Mais il nous faut quitter le chapiteau qui nous abrite (NDLR : ceux qui n’ont pas envie de s’exposer aux éléments avaient la possibilité de rester couverts car un écran géant au sein de la structure permet de voir les concerts de la scène Plein Ere, et ça c’est une très bonne idée) pour aller rejoindre le front stage extérieur. Oui, nous sommes des privilégiés (pour les trois premiers morceaux seulement, ne sifflez pas trop vite) mais c’est la condition sine qua non pour nous permettre de vous rapporter quelques clichés du prochain concert.

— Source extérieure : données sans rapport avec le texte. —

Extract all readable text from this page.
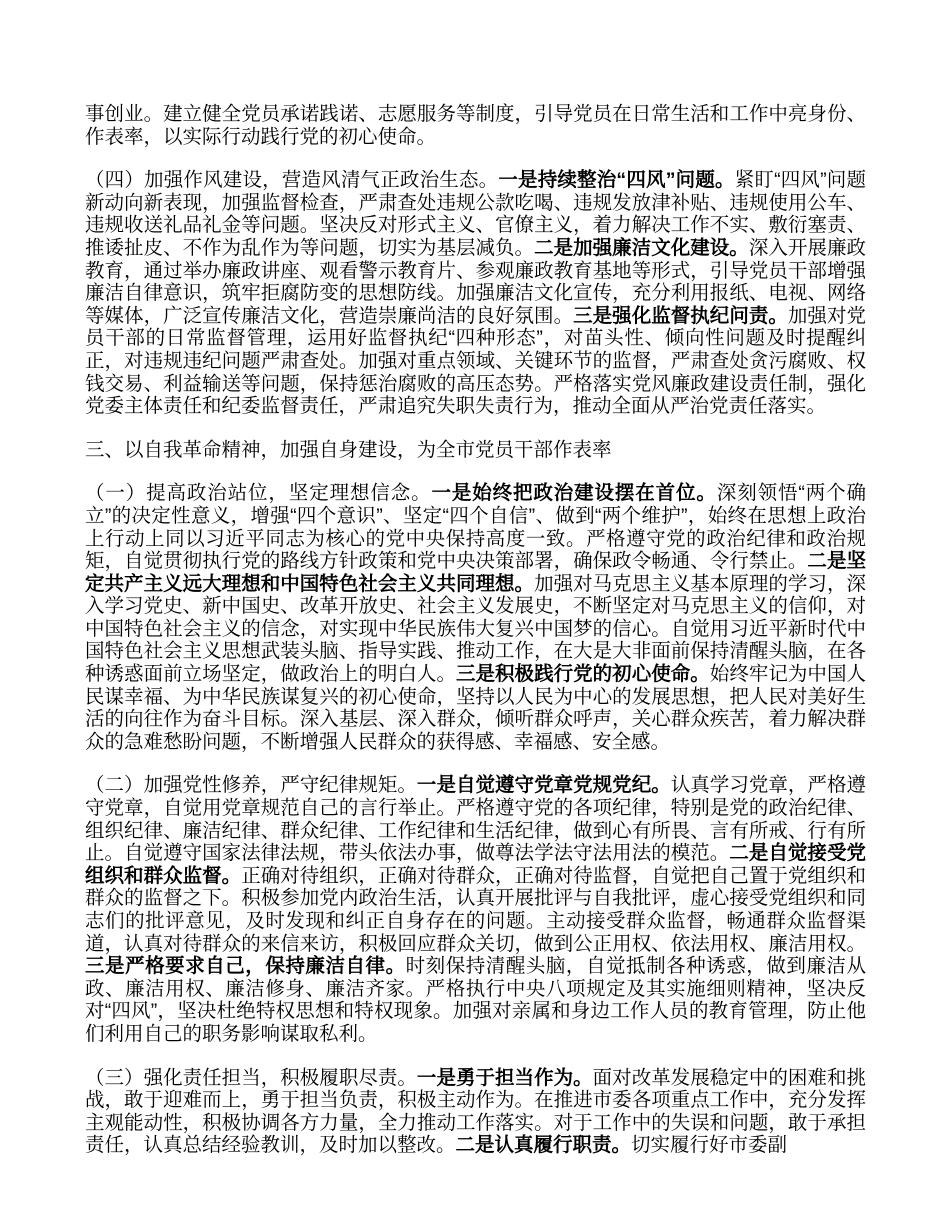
事创业。建立健全党员承诺践诺、志愿服务等制度，引导党员在日常生活和工作中亮身份、作表率，以实际行动践行党的初心使命。

（四）加强作风建设，营造风清气正政治生态。一是持续整治“四风”问题。紧盯“四风”问题新动向新表现，加强监督检查，严肃查处违规公款吃喝、违规发放津补贴、违规使用公车、违规收送礼品礼金等问题。坚决反对形式主义、官僚主义，着力解决工作不实、敷衍塞责、推诿扯皮、不作为乱作为等问题，切实为基层减负。二是加强廉洁文化建设。深入开展廉政教育，通过举办廉政讲座、观看警示教育片、参观廉政教育基地等形式，引导党员干部增强廉洁自律意识，筑牢拒腐防变的思想防线。加强廉洁文化宣传，充分利用报纸、电视、网络等媒体，广泛宣传廉洁文化，营造崇廉尚洁的良好氛围。三是强化监督执纪问责。加强对党员干部的日常监督管理，运用好监督执纪“四种形态”，对苗头性、倾向性问题及时提醒纠正，对违规违纪问题严肃查处。加强对重点领域、关键环节的监督，严肃查处贪污腐败、权钱交易、利益输送等问题，保持惩治腐败的高压态势。严格落实党风廉政建设责任制，强化党委主体责任和纪委监督责任，严肃追究失职失责行为，推动全面从严治党责任落实。

三、以自我革命精神，加强自身建设，为全市党员干部作表率

（一）提高政治站位，坚定理想信念。一是始终把政治建设摆在首位。深刻领悟“两个确立”的决定性意义，增强“四个意识”、坚定“四个自信”、做到“两个维护”，始终在思想上政治上行动上同以习近平同志为核心的党中央保持高度一致。严格遵守党的政治纪律和政治规矩，自觉贯彻执行党的路线方针政策和党中央决策部署，确保政令畅通、令行禁止。二是坚定共产主义远大理想和中国特色社会主义共同理想。加强对马克思主义基本原理的学习，深入学习党史、新中国史、改革开放史、社会主义发展史，不断坚定对马克思主义的信仰，对中国特色社会主义的信念，对实现中华民族伟大复兴中国梦的信心。自觉用习近平新时代中国特色社会主义思想武装头脑、指导实践、推动工作，在大是大非面前保持清醒头脑，在各种诱惑面前立场坚定，做政治上的明白人。三是积极践行党的初心使命。始终牢记为中国人民谋幸福、为中华民族谋复兴的初心使命，坚持以人民为中心的发展思想，把人民对美好生活的向往作为奋斗目标。深入基层、深入群众，倾听群众呼声，关心群众疾苦，着力解决群众的急难愁盼问题，不断增强人民群众的获得感、幸福感、安全感。

（二）加强党性修养，严守纪律规矩。一是自觉遵守党章党规党纪。认真学习党章，严格遵守党章，自觉用党章规范自己的言行举止。严格遵守党的各项纪律，特别是党的政治纪律、组织纪律、廉洁纪律、群众纪律、工作纪律和生活纪律，做到心有所畏、言有所戒、行有所止。自觉遵守国家法律法规，带头依法办事，做尊法学法守法用法的模范。二是自觉接受党组织和群众监督。正确对待组织，正确对待群众，正确对待监督，自觉把自己置于党组织和群众的监督之下。积极参加党内政治生活，认真开展批评与自我批评，虚心接受党组织和同志们的批评意见，及时发现和纠正自身存在的问题。主动接受群众监督，畅通群众监督渠道，认真对待群众的来信来访，积极回应群众关切，做到公正用权、依法用权、廉洁用权。三是严格要求自己，保持廉洁自律。时刻保持清醒头脑，自觉抵制各种诱惑，做到廉洁从政、廉洁用权、廉洁修身、廉洁齐家。严格执行中央八项规定及其实施细则精神，坚决反对“四风”，坚决杜绝特权思想和特权现象。加强对亲属和身边工作人员的教育管理，防止他们利用自己的职务影响谋取私利。

（三）强化责任担当，积极履职尽责。一是勇于担当作为。面对改革发展稳定中的困难和挑战，敢于迎难而上，勇于担当负责，积极主动作为。在推进市委各项重点工作中，充分发挥主观能动性，积极协调各方力量，全力推动工作落实。对于工作中的失误和问题，敢于承担责任，认真总结经验教训，及时加以整改。二是认真履行职责。切实履行好市委副
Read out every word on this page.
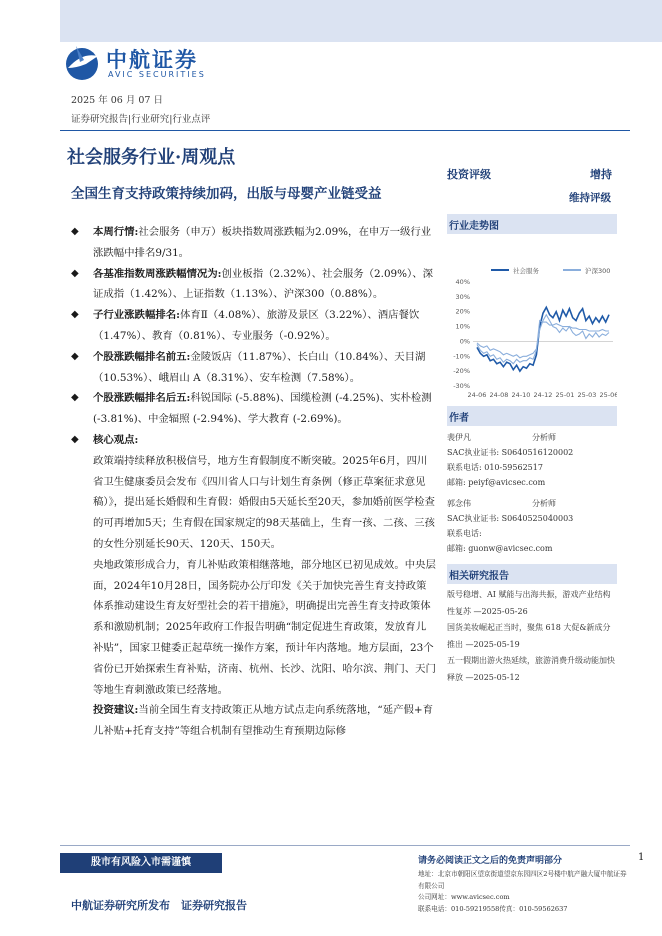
中航证券
AVIC SECURITIES
2025 年 06 月 07 日
证券研究报告|行业研究|行业点评
社会服务行业·周观点
全国生育支持政策持续加码，出版与母婴产业链受益
投资评级	增持
维持评级
◆ 本周行情:社会服务（申万）板块指数周涨跌幅为2.09%，在申万一级行业涨跌幅中排名9/31。
◆ 各基准指数周涨跌幅情况为:创业板指（2.32%）、社会服务（2.09%）、深证成指（1.42%）、上证指数（1.13%）、沪深300（0.88%）。
◆ 子行业涨跌幅排名:体育Ⅱ（4.08%）、旅游及景区（3.22%）、酒店餐饮（1.47%）、教育（0.81%）、专业服务（-0.92%）。
◆ 个股涨跌幅排名前五:金陵饭店（11.87%）、长白山（10.84%）、天目湖（10.53%）、峨眉山 A（8.31%）、安车检测（7.58%）。
◆ 个股涨跌幅排名后五:科锐国际 (-5.88%)、国缆检测 (-4.25%)、实朴检测 (-3.81%)、中金辐照 (-2.94%)、学大教育 (-2.69%)。
◆ 核心观点:
政策端持续释放积极信号，地方生育假制度不断突破。2025年6月，四川省卫生健康委员会发布《四川省人口与计划生育条例（修正草案征求意见稿）》，提出延长婚假和生育假：婚假由5天延长至20天，参加婚前医学检查的可再增加5天；生育假在国家规定的98天基础上，生育一孩、二孩、三孩的女性分别延长90天、120天、150天。
央地政策形成合力，育儿补贴政策相继落地，部分地区已初见成效。中央层面，2024年10月28日，国务院办公厅印发《关于加快完善生育支持政策体系推动建设生育友好型社会的若干措施》，明确提出完善生育支持政策体系和激励机制；2025年政府工作报告明确“制定促进生育政策，发放育儿补贴”，国家卫健委正起草统一操作方案，预计年内落地。地方层面，23个省份已开始探索生育补贴，济南、杭州、长沙、沈阳、哈尔滨、荆门、天门等地生育刺激政策已经落地。
投资建议:当前全国生育支持政策正从地方试点走向系统落地，“延产假+育儿补贴+托育支持”等组合机制有望推动生育预期边际修
行业走势图
社会服务	沪深300
40%
30%
20%
10%
0%
-10%
-20%
-30%
24-06 24-08 24-10 24-12 25-01 25-03 25-06
作者
裴伊凡	分析师
SAC执业证书: S0640516120002
联系电话: 010-59562517
邮箱: peiyf@avicsec.com
郭念伟	分析师
SAC执业证书: S0640525040003
联系电话:
邮箱: guonw@avicsec.com
相关研究报告
版号稳增、AI 赋能与出海共振，游戏产业结构性复苏 —2025-05-26
国货美妆崛起正当时，聚焦 618 大促&新成分推出 —2025-05-19
五一假期出游火热延续，旅游消费升级动能加快释放 —2025-05-12
股市有风险入市需谨慎	请务必阅读正文之后的免责声明部分	1
地址：北京市朝阳区望京街道望京东园四区2号楼中航产融大厦中航证券有限公司
公司网址：www.avicsec.com
联系电话：010-59219558传真：010-59562637
中航证券研究所发布　证券研究报告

De nombreux festivaliers sont en effet massés devant les barrières pour assister à la prestation de Madame Zazie. On change de créneau, et de catégorie diront certains, car Zazie est l’une des références de la musique française, mais ne croyez-pas qu’elle se la joue diva pour la cause. Il n’est en effet pas rare que l’artiste donne de sa personne pour soutenir les causes les plus nobles. Mais même au quotidien, Zazie fait preuve d’un savoir vivre hors du commun. Toujours polie, elle est l’une des premières à effectuer ses balances, parfois des heures avant sa propre prestation, afin de permettre à d’autres d’arriver sur le site un peu plus tard. Certes, elle n’apprécie pas les bains de foule et ne se plie que très rarement aux séances de selfies, mais si elle devait agir de la sorte, pas certain qu’elle puisse encore approcher la scène à temps pour son concert.
Il faut dire que le catalogue des titres connus de Zazie semble sans fin et je ne parle ici que de ceux interprétés par la chanteuse, et non ceux écrits par l’auteure puisqu’elle dispose aussi de cette corde à son arc. Bref, tout le monde est capable de chanter plusieurs chansons de dame Zazie, nous en avons encore eu la preuve lors de cette sortie extraordinaire de la femme aux multiples casquettes (mais au seul chapeau).
Après une telle référence, seul un artiste peu commun pouvait proposer un set clôturant en apothéose cette édition, certes endeuillée, mais pour le moins réussie du festival. C’est l’homme au masque de singe, Kid « monkey face » Noize qui a rempli avec brio cette mission.
Rendez-vous, espérons-le, en 2024 à Ere.